Nous connaissions le cogito ergo sum de René Descartes, « je pense donc je suis », qui va fonder ce que nous appelons la pensée cartésienne. Plus récemment une autre série de slogans a rencontré le succès : « Je suis Charlie », « Je suis Paris » ou « Je suis un accent circonflexe ». Le lecteur appréciera, selon son humeur, l’usage du même slogan pour des événements de gravité diverse.

Au delà de ces considérations de hiérarchie morale, j’entends dans ces slogans : je pense à Charlie, donc je suis Charlie ; je pense à Paris, donc je suis Paris ; et ainsi du suite. Comme si, en tant que sujets pensants, nous nous réduisions dans l’instant à l’objet de notre pensée. Il faut dire que ces événements furent envahissants au point que, peut-être, nous n’arrivions plus à penser à autre chose, que toute notre pensée et, pour finir, tout notre être se résumaient à cet objet. Un temps seulement, car en matière d’actualité, chacun sait qu’un clou chasse l’autre très efficacement.

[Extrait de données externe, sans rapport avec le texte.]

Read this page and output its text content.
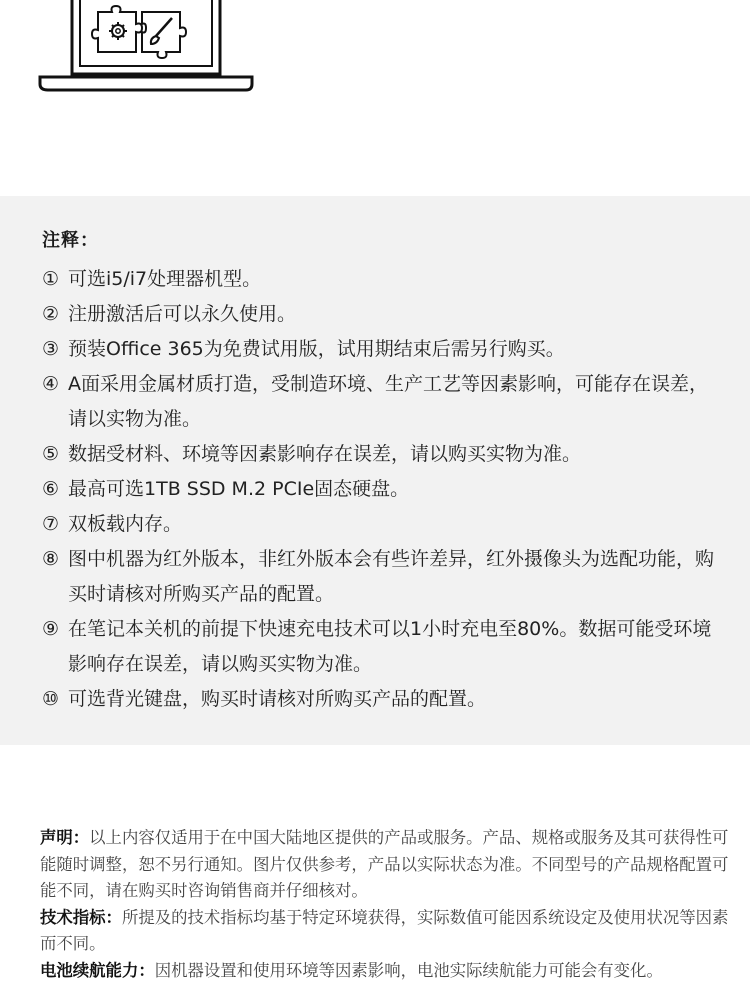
注释：
① 可选i5/i7处理器机型。
② 注册激活后可以永久使用。
③ 预装Office 365为免费试用版，试用期结束后需另行购买。
④ A面采用金属材质打造，受制造环境、生产工艺等因素影响，可能存在误差，请以实物为准。
⑤ 数据受材料、环境等因素影响存在误差，请以购买实物为准。
⑥ 最高可选1TB SSD M.2 PCIe固态硬盘。
⑦ 双板载内存。
⑧ 图中机器为红外版本，非红外版本会有些许差异，红外摄像头为选配功能，购买时请核对所购买产品的配置。
⑨ 在笔记本关机的前提下快速充电技术可以1小时充电至80%。数据可能受环境影响存在误差，请以购买实物为准。
⑩ 可选背光键盘，购买时请核对所购买产品的配置。

声明：以上内容仅适用于在中国大陆地区提供的产品或服务。产品、规格或服务及其可获得性可能随时调整，恕不另行通知。图片仅供参考，产品以实际状态为准。不同型号的产品规格配置可能不同，请在购买时咨询销售商并仔细核对。

技术指标：所提及的技术指标均基于特定环境获得，实际数值可能因系统设定及使用状况等因素而不同。

电池续航能力：因机器设置和使用环境等因素影响，电池实际续航能力可能会有变化。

À une époque où nous parlons beaucoup de celle des Lumières, l’époque de Descartes précisément, il semble que nous opposons à la réflexion générale de ce XVIIe siècle, une réflexion visant à saisir l’homme dans toutes ses composantes, une focalisation sur des objets particuliers pendant un bref moment. Le contemporain de Descartes voulait tout saisir d’un vaste regard ; nous semblons y avoir renoncé pour ne regarder que de toutes petites parties du monde. Sans doute celui-ci est-il désormais trop vaste ou trop complexe, au moins dans la représentation que nous en faisons, cependant que, pour n’en rien rater, nous passons d’un sujet à l’autre. Notre pensée s’est faite pointilliste.

Ce n’est ici que le symptôme d’un mouvement plus vaste encore dont tant de mots de notre vocabulaire, notamment dans le domaine du travail, signalent la présence : spécialisation, département, section, unité et même le drôle de terme de compétence, qui fait dire à tout un chacun : je suis commercial, je suis technicien, je suis ceci, je suis cela.

Moi qui cherche en toute chose à trouver de quoi manifester de l’affection à mes semblables, j’imagine que nous sommes tous un peu perdus dans le grand océan du monde, océan secoué par de rudes tempêtes et que, dans la crainte de se voir engloutis, nous nous accrochons désespérément au premier objet flottant que nous trouvons, au point de faire corps avec lui : une cause, un rôle. Un objet qui, à la fois, nous sauve et nous empêche de nager librement.